L'AVFT, Femmes Solidaires et L'égalité, c'est pas sorcier ! demandent au Premier Ministre de prendre l’engagement que l’Etat français ne saurait tolérer que des maires condamnés pour des violences sexuelles conservent des mandats dans lesquels ils conservent aussi le pouvoir qu’ils ont détourné à des fins délictuelles.
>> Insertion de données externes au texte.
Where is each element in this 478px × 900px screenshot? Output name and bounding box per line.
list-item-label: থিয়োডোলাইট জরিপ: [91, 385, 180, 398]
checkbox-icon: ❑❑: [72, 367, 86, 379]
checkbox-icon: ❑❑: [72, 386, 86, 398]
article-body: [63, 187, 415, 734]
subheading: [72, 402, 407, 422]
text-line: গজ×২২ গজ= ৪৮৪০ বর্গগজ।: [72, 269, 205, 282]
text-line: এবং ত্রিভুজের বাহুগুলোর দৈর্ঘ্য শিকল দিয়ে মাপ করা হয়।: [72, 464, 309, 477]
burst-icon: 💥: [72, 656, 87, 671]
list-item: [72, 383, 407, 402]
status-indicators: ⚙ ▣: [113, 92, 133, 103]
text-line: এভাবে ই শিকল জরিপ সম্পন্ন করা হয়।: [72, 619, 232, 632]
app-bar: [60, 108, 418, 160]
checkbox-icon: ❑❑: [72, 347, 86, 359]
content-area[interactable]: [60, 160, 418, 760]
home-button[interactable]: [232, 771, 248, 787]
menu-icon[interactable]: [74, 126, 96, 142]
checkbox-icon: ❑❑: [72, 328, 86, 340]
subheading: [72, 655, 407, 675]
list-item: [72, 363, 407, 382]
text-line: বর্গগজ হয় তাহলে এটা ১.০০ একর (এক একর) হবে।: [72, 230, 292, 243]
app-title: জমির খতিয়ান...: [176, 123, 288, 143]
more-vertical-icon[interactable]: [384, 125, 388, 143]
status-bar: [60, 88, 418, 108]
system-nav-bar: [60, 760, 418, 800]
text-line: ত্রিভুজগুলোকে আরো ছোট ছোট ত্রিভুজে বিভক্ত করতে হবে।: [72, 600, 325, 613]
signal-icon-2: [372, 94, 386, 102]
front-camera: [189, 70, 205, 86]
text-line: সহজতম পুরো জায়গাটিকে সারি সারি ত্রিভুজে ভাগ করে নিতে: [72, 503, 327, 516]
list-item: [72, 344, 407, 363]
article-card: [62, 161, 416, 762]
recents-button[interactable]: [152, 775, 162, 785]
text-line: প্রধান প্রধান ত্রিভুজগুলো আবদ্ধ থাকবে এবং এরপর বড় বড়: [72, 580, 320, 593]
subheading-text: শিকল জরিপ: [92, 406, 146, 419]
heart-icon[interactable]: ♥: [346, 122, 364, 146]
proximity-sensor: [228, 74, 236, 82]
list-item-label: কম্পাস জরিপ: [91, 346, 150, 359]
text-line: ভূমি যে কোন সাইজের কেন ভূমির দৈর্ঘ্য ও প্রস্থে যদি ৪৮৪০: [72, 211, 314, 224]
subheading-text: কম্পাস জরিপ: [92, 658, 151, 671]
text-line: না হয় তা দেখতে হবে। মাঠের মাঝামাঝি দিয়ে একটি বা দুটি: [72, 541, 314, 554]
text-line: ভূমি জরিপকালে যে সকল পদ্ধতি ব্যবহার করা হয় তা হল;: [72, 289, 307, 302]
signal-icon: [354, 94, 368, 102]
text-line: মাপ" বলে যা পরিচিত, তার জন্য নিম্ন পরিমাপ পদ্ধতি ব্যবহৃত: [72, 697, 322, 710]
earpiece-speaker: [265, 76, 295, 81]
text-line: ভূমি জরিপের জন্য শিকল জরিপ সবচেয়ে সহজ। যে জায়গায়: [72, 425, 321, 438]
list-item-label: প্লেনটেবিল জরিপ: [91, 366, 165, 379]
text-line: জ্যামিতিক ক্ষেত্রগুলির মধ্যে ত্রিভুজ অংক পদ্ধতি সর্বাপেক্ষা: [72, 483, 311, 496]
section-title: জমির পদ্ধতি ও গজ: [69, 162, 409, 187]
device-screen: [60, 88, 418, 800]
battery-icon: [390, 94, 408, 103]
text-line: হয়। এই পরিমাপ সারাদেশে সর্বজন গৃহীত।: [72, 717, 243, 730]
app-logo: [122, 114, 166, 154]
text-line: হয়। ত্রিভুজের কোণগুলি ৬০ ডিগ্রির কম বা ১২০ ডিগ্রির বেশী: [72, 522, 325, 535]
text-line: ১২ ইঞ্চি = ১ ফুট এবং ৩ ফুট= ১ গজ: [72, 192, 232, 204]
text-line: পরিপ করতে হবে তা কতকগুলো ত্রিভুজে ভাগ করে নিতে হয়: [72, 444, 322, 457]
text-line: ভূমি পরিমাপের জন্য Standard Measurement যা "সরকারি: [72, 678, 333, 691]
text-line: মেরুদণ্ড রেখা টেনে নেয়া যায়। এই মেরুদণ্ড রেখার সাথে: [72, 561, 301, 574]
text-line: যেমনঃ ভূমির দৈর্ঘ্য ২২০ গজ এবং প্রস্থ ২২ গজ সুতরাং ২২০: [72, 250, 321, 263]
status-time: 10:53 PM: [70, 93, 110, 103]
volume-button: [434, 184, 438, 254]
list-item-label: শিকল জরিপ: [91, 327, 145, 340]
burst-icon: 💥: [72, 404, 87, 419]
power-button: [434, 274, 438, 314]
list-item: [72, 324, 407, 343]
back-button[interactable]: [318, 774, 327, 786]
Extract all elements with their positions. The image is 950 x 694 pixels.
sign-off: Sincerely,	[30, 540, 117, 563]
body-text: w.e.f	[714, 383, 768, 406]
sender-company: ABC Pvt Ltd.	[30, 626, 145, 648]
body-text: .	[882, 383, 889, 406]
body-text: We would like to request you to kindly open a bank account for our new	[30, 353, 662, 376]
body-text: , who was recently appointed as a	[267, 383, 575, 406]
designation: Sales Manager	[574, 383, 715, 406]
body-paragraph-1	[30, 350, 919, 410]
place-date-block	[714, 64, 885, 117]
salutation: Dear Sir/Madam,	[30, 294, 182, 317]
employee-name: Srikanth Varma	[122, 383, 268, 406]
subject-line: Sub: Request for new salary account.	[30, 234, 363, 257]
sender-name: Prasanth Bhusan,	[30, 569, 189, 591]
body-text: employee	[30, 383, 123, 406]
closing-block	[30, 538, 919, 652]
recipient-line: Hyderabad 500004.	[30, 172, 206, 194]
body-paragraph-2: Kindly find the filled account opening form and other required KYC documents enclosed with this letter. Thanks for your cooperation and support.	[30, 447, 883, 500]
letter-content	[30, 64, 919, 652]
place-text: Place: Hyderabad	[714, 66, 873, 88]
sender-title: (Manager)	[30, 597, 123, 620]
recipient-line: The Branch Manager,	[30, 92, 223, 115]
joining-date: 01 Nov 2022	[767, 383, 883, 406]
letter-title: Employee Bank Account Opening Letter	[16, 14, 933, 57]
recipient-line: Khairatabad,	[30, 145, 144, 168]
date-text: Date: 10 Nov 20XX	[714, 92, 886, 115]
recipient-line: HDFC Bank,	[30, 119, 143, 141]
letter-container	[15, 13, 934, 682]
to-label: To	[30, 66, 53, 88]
Les maires sont en effet les premiers magistrats de leur commune, chefs de la police municipale, garants de l’ordre public, titulaires de l’autorité hiérarchique sur le personnel communal. Leurs pouvoirs sont parfois étendus à d’autres sphères : ils peuvent être présidents de conseils de discipline, de comités locaux de prévention de la délinquance,… Leur condamnation pour des violences sexuelles est incompatible avec le maintien de mandats électifs et elle est constitutive, en elle-même, d’un trouble à l’ordre public.
Les trois associations demandent que les préfets, représentants de l’Etat à l’échelle des départements, mettent en œuvre une procédure de révocation de ces élus condamnés.
Lire la lettre envoyée au Premier Ministre : http://www.avft.org/article.php?id_article=565






2 commentaires:
Le vent de la révolte gronde et arrive lentement mais surement sur les continents Européens et Nord Américains à ce moment de tempête il deviendra Ouragan, après il ne restera que peu des justes du Yin mais ceux du Yang auront disparus ou seront convertis, destinée l'Annonciateur
@Antar, oui, à force les inégalités se voient gros comme le nez au milieu de la figure, la population s'interroge.